3. Verification Process
When dealing with new or custom-designed components, suppliers often provide recommendations for temperature profiles and stencil openings. However, even with strict adherence to these guidelines, achieving satisfactory results is not guaranteed. Differences in product design, component configuration, equipment, and quality requirements necessitate on-site adjustments. Field engineers must independently verify and optimize process parameters based on real-world conditions.
3.1 Chip Data
The DPS product uses a flower ball pad bow chip, specifically the CORE I7-6600U 2C 4M 2.6G SR2F1 (Figure 2). The package size is 42 × 24 mm, and it uses a BGA1356 package.
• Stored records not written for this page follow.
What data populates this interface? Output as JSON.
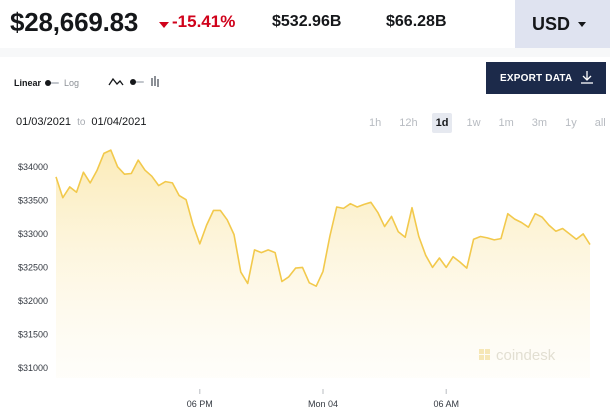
{
  "header": {
    "price": "$28,669.83",
    "change_pct": "-15.41%",
    "market_cap": "$532.96B",
    "volume": "$66.28B",
    "currency": "USD"
  },
  "controls": {
    "scale_linear": "Linear",
    "scale_log": "Log",
    "scale_selected": "linear",
    "export_label": "EXPORT DATA",
    "date_from": "01/03/2021",
    "date_to_word": "to",
    "date_to": "01/04/2021",
    "timeframes": [
      "1h",
      "12h",
      "1d",
      "1w",
      "1m",
      "3m",
      "1y",
      "all"
    ],
    "active_timeframe": "1d"
  },
  "watermark": "coindesk",
  "colors": {
    "line": "#f2c94c",
    "fill_top": "#fbeab4",
    "negative": "#d0021b",
    "export_bg": "#1c2a4a",
    "currency_bg": "#dfe3f0"
  },
  "chart_data": {
    "type": "area",
    "title": "",
    "xlabel": "",
    "ylabel": "",
    "x_tick_labels": [
      "06 PM",
      "Mon 04",
      "06 AM"
    ],
    "y_tick_labels": [
      "$34000",
      "$33500",
      "$33000",
      "$32500",
      "$32000",
      "$31500",
      "$31000"
    ],
    "yticks": [
      34000,
      33500,
      33000,
      32500,
      32000,
      31500,
      31000
    ],
    "ylim": [
      30850,
      34400
    ],
    "x_start": "2021-01-03 11:00",
    "x_end": "2021-01-04 13:00",
    "x_ticks": [
      "2021-01-03 18:00",
      "2021-01-04 00:00",
      "2021-01-04 06:00"
    ],
    "grid": false,
    "series": [
      {
        "x": [
          "2021-01-03 11:00",
          "2021-01-03 11:20",
          "2021-01-03 11:40",
          "2021-01-03 12:00",
          "2021-01-03 12:20",
          "2021-01-03 12:40",
          "2021-01-03 13:00",
          "2021-01-03 13:20",
          "2021-01-03 13:40",
          "2021-01-03 14:00",
          "2021-01-03 14:20",
          "2021-01-03 14:40",
          "2021-01-03 15:00",
          "2021-01-03 15:20",
          "2021-01-03 15:40",
          "2021-01-03 16:00",
          "2021-01-03 16:20",
          "2021-01-03 16:40",
          "2021-01-03 17:00",
          "2021-01-03 17:20",
          "2021-01-03 17:40",
          "2021-01-03 18:00",
          "2021-01-03 18:20",
          "2021-01-03 18:40",
          "2021-01-03 19:00",
          "2021-01-03 19:20",
          "2021-01-03 19:40",
          "2021-01-03 20:00",
          "2021-01-03 20:20",
          "2021-01-03 20:40",
          "2021-01-03 21:00",
          "2021-01-03 21:20",
          "2021-01-03 21:40",
          "2021-01-03 22:00",
          "2021-01-03 22:20",
          "2021-01-03 22:40",
          "2021-01-03 23:00",
          "2021-01-03 23:20",
          "2021-01-03 23:40",
          "2021-01-04 00:00",
          "2021-01-04 00:20",
          "2021-01-04 00:40",
          "2021-01-04 01:00",
          "2021-01-04 01:20",
          "2021-01-04 01:40",
          "2021-01-04 02:00",
          "2021-01-04 02:20",
          "2021-01-04 02:40",
          "2021-01-04 03:00",
          "2021-01-04 03:20",
          "2021-01-04 03:40",
          "2021-01-04 04:00",
          "2021-01-04 04:20",
          "2021-01-04 04:40",
          "2021-01-04 05:00",
          "2021-01-04 05:20",
          "2021-01-04 05:40",
          "2021-01-04 06:00",
          "2021-01-04 06:20",
          "2021-01-04 06:40",
          "2021-01-04 07:00",
          "2021-01-04 07:20",
          "2021-01-04 07:40",
          "2021-01-04 08:00",
          "2021-01-04 08:20",
          "2021-01-04 08:40",
          "2021-01-04 09:00",
          "2021-01-04 09:20",
          "2021-01-04 09:40",
          "2021-01-04 10:00",
          "2021-01-04 10:20",
          "2021-01-04 10:40",
          "2021-01-04 11:00",
          "2021-01-04 11:20",
          "2021-01-04 11:40",
          "2021-01-04 12:00",
          "2021-01-04 12:20",
          "2021-01-04 12:40",
          "2021-01-04 13:00"
        ],
        "values": [
          33850,
          33540,
          33700,
          33620,
          33920,
          33760,
          33950,
          34200,
          34250,
          34000,
          33890,
          33900,
          34100,
          33950,
          33860,
          33720,
          33780,
          33760,
          33570,
          33510,
          33140,
          32850,
          33130,
          33350,
          33350,
          33210,
          32990,
          32430,
          32260,
          32760,
          32720,
          32760,
          32720,
          32290,
          32360,
          32490,
          32500,
          32270,
          32220,
          32440,
          32960,
          33400,
          33380,
          33450,
          33400,
          33440,
          33470,
          33320,
          33110,
          33260,
          33030,
          32950,
          33390,
          32960,
          32680,
          32500,
          32640,
          32500,
          32660,
          32580,
          32490,
          32920,
          32960,
          32940,
          32910,
          32930,
          33300,
          33220,
          33170,
          33100,
          33300,
          33250,
          33130,
          33040,
          33080,
          33000,
          32920,
          33000,
          32840
        ]
      }
    ]
  }
}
The BGA ball diameter is 0.35 mm, but the pad design varies in shape and layout, as shown in Table 1.
Figure 2: CORE I7-6600U chip original pad
3.2 Formulation and Implementation Plan
Based on the three main SMT control points for flower ball pad bow chips, a process parameter setting plan was developed:
First, adjusting the reflow temperature curve to address chip deformation. The peak temperature was set to 240°C, using a 12-zone reflow oven with a controlled heating and cooling rate of 2–3°C/sec.
Second, optimizing the stencil opening method to increase solder paste volume. A stepped stencil with 0.12mm thickness was used, with different apertures for IC components (PITCH=0.4mm) and 0201 RC components. The four corners and center areas were modified to ensure sufficient paste without causing bridging.
Third, selecting a high-adhesion solder paste with No. 4 powder particles and nano-film technology. The stencil time was kept within 2 hours to maintain flux activity.
After implementing the plan, the BGA and PCB achieved good coplanarity, and the solder joints were well-formed. No bridging or virtual soldering was observed, as seen in the X-RAY inspection images (Figures 4 and 5).
Figure 4: I7-6600U image local
Figure 5: I7-6600U image partial magnification
3.3 Post-Verification
Verification 1: When producing SOM products, the same type of chip (CORE I7-4650U) was used. The same stepped stencil and process were applied, and no virtual soldering was found after X-RAY inspection. Functional testing confirmed stable performance.
Verification 2: For XTDB products using Intel C612 FCBGA, similar pad designs were used. The same stencil opening scheme was implemented, and no soldering failures occurred.
Of course, achieving a stable process required multiple iterations and fine-tuning. However, the final process plan proved effective and remained consistent in direction.
**Conclusion**
In standard BGA soldering, solder paste selection and furnace temperature settings are key. For flower ball pad bow chips, additional attention is needed:
1. Control the reflow temperature to 240°C or above to ensure flatness and proper fitting.
2. Expand the stencil openings while avoiding bridging, especially around the BGA corners and inner rings.
3. Use a stepped stencil to manage solder paste transfer and avoid bridging.
4. Monitor the solder paste exposure time to maintain flux activity.
5. Ensure the PCB is well-supported to prevent deformation during SMT.
This analysis is shared with industry peers, aiming to enhance production quality through technical collaboration. Due to limitations in detection equipment and personal expertise, there may be gaps in this content. We welcome feedback and corrections from experts.